Esse é o raciocínio do agiota e ladravaz Paulo Guedes, pra extinguir o citado programa: era ineficiente por contemplar todas as pessoas, independentemente da renda.
É a primeira vez que se tem notícia que uma política pública é considerada ineficiente por atender mais de duas dezenas de milhões de pessoas, em apenas um ano. Só esse mega larápio pra parir argumento tão abjeto.
O orçamento do 'Farmácia Popular', para este ano, tem ou teve previsão de R$2,5 bilhões, todavia, como até este mês foram gastos apenas R$1,5 bilhão, é provável que parte ou o todo desse bilhão restante evapore-se.
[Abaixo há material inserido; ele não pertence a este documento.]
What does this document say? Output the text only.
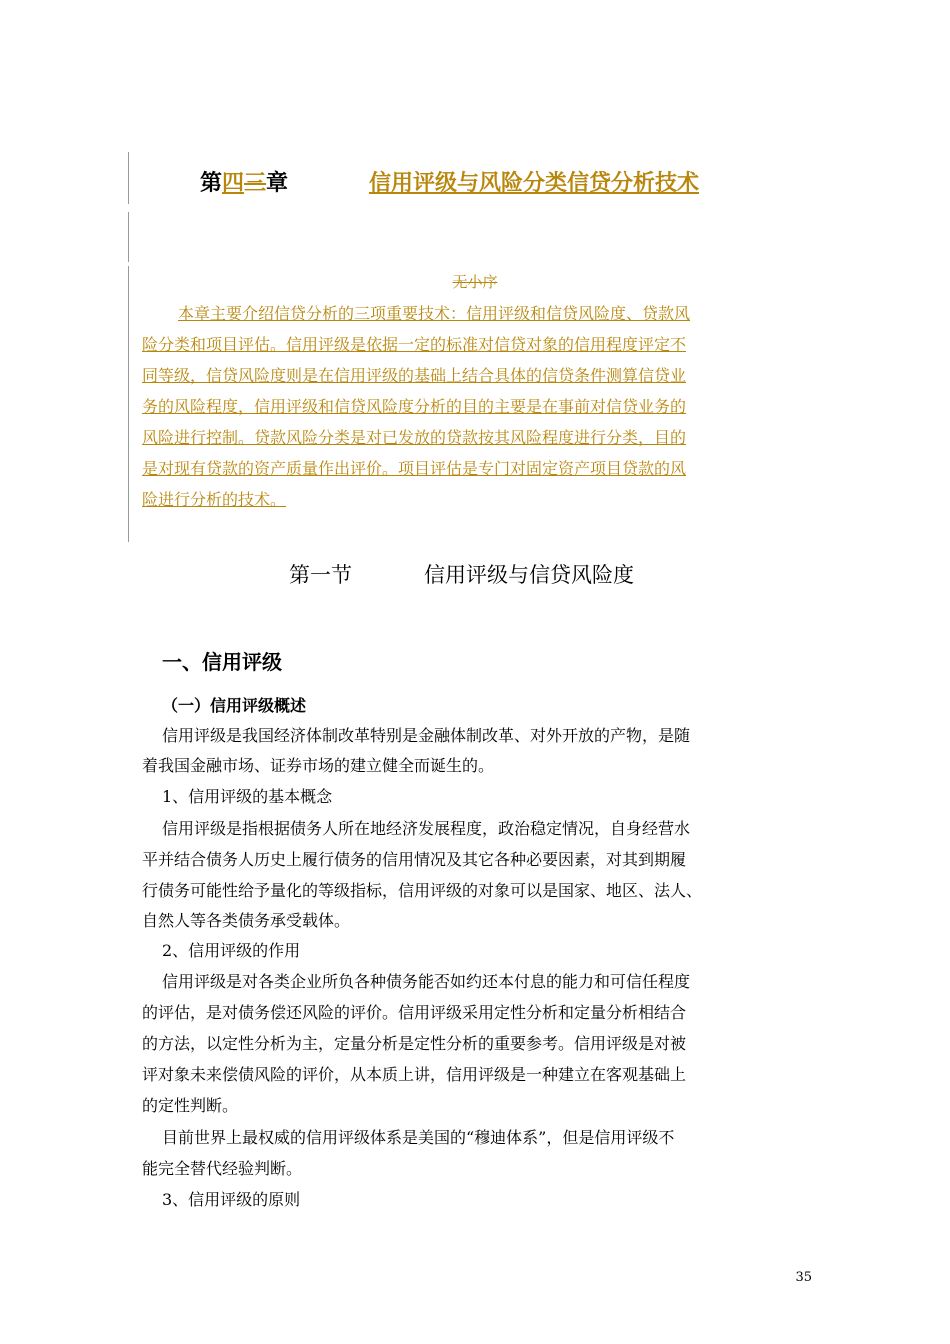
第四三章	信用评级与风险分类信贷分析技术
无小序
本章主要介绍信贷分析的三项重要技术：信用评级和信贷风险度、贷款风
险分类和项目评估。信用评级是依据一定的标准对信贷对象的信用程度评定不
同等级，信贷风险度则是在信用评级的基础上结合具体的信贷条件测算信贷业
务的风险程度，信用评级和信贷风险度分析的目的主要是在事前对信贷业务的
风险进行控制。贷款风险分类是对已发放的贷款按其风险程度进行分类，目的
是对现有贷款的资产质量作出评价。项目评估是专门对固定资产项目贷款的风
险进行分析的技术。
第一节	信用评级与信贷风险度
一、信用评级
（一）信用评级概述
信用评级是我国经济体制改革特别是金融体制改革、对外开放的产物，是随
着我国金融市场、证券市场的建立健全而诞生的。
1、信用评级的基本概念
信用评级是指根据债务人所在地经济发展程度，政治稳定情况，自身经营水
平并结合债务人历史上履行债务的信用情况及其它各种必要因素，对其到期履
行债务可能性给予量化的等级指标，信用评级的对象可以是国家、地区、法人、
自然人等各类债务承受载体。
2、信用评级的作用
信用评级是对各类企业所负各种债务能否如约还本付息的能力和可信任程度
的评估，是对债务偿还风险的评价。信用评级采用定性分析和定量分析相结合
的方法，以定性分析为主，定量分析是定性分析的重要参考。信用评级是对被
评对象未来偿债风险的评价，从本质上讲，信用评级是一种建立在客观基础上
的定性判断。
目前世界上最权威的信用评级体系是美国的“穆迪体系”，但是信用评级不
能完全替代经验判断。
3、信用评级的原则
35
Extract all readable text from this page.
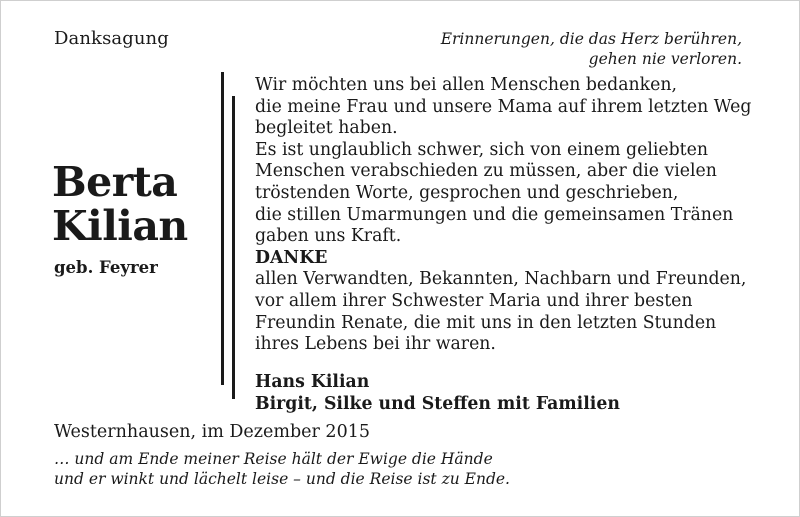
Danksagung	Erinnerungen, die das Herz berühren,
gehen nie verloren.
Berta
Kilian
geb. Feyrer
Wir möchten uns bei allen Menschen bedanken,
die meine Frau und unsere Mama auf ihrem letzten Weg
begleitet haben.
Es ist unglaublich schwer, sich von einem geliebten
Menschen verabschieden zu müssen, aber die vielen
tröstenden Worte, gesprochen und geschrieben,
die stillen Umarmungen und die gemeinsamen Tränen
gaben uns Kraft.
DANKE
allen Verwandten, Bekannten, Nachbarn und Freunden,
vor allem ihrer Schwester Maria und ihrer besten
Freundin Renate, die mit uns in den letzten Stunden
ihres Lebens bei ihr waren.
Hans Kilian
Birgit, Silke und Steffen mit Familien
Westernhausen, im Dezember 2015
… und am Ende meiner Reise hält der Ewige die Hände
und er winkt und lächelt leise – und die Reise ist zu Ende.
Certo é que, para o ano que vem, esse dinheiro fará parte do bolo que vai pagar o tal 'Renda Brasil', ou seja lá o nome que tiver o programa que o governo Bolsonaro estará lançando para reeleger-se, substituindo o Bolsa Família.
Mercenários midiáticos já começam a ensaiar o jogral sórdido que tenta vender a vantagem do que virá sobre o que será extinto, os 247,00, que o novo programa vai dar aos necessitados, é superior aos R$191,00 do Bolsa Família, que será extinto.
Vigarice de rapaces. O Bolsa, nos tempos do PT, demandava outras obrigações familiares, como frequência escolar, pré natal, planejamento familiar a fim de fazer jus ao benefício.
Como o atual governo decretou o fim do 'Mais Médicos', Farmácia Popular, abono salarial, entre outros, possivelmente o tal 'Renda Brasil' trará embutidas despesas que desvalorizarão os 247,00 festejados por gangsters midiáticos..
Enfim, estamos entrando na fase em que o atual governo terá que mostrar sua cara e o porquê de até aqui privilegiar banqueiros, em contraste com o surrupiamento de direitos dos mais necessitados. Conseguirá?